A long low L of a building squatted quietly on the corner lot.  It was a solid red brick affair and the empty windows were fogged by grime and grease.  The lone awning angled towards the ground, slumping off its perch in despairing fashion.  On all sides lay cracked aprons of asphalt where weeds pushed skyward in clusters.  Faded lines of a once-yellow parking grid laddered from the doors out to the chain fence.  Nobody could remember what purpose the building had once served.  No one recalled a time when the rusted cargo doors were open.  All was wind-blown and grey-washed now.  The only stirring across the lot that wasn’t rubbish were the rabbits who appeared to have made the neglect their home.  They bounded free across the sickly yellow lines, unconcerned with industrial lights that still blinked on and off in dire mimicry of activity.  

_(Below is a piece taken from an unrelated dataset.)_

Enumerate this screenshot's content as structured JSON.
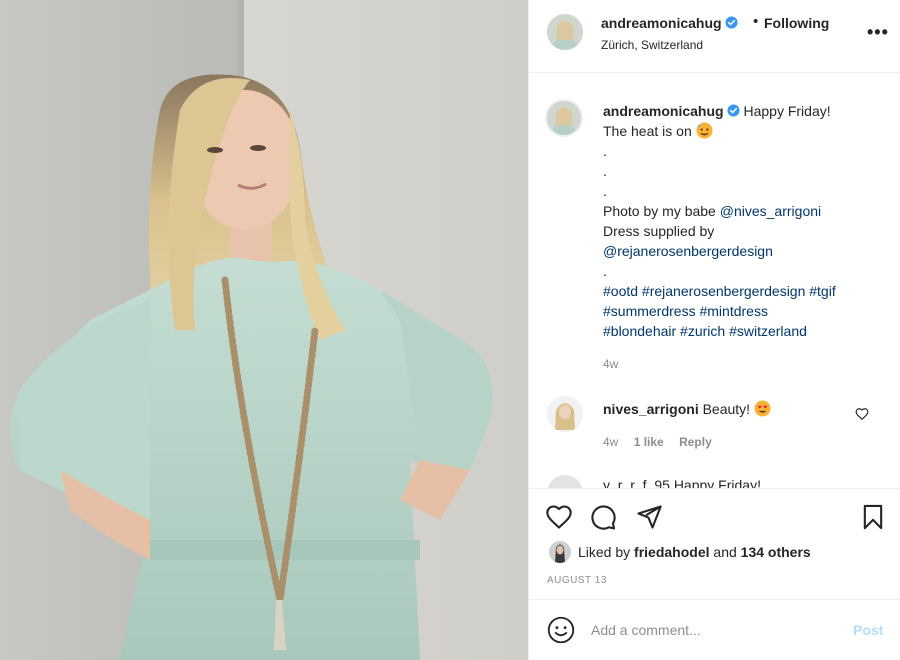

On an October night a man pushed through a gap in the fence.  The rabbits were out of sight, driven in and under by the wind.  He hunched into an old coat, once blue.  The building, with its lights knifing through the dark, beckoned him in.  Shelter here, it seemed to say, and the words breathed along the edge of the air.  The man felt at once an uncertainty and then a longing and he stumbled, feet sure of direction in mismatched shoes, towards the doors.  The black seemed alive behind the glass.  As he passed over the yellow lines, he felt as though he broke through some thing, some film in the air.  He heard a great canvas rustle.  The wind stopped as if on a switch.  The doors swung open.  Inside a thousand feet pattered, thumped at the ground, racing and scrambling and frantic.  He hesitated.  And a sensation like a great sheet billowing behind lofted him in a lurch through the doors.  They slammed shut.  At once he felt himself squeezed by unseen hands, compressed and reduced, he screamed but made no sound, then his eyes blacked over and he knew nothing more.

Outside the building ruffled slightly, as though a sheet were just pulled taut.

The next morning dawned bright and clear.  The rabbits burst forth, racing each other across the asphalt.  Only one stood still, trembling.  And his coat seemed as though beneath it had once been blue.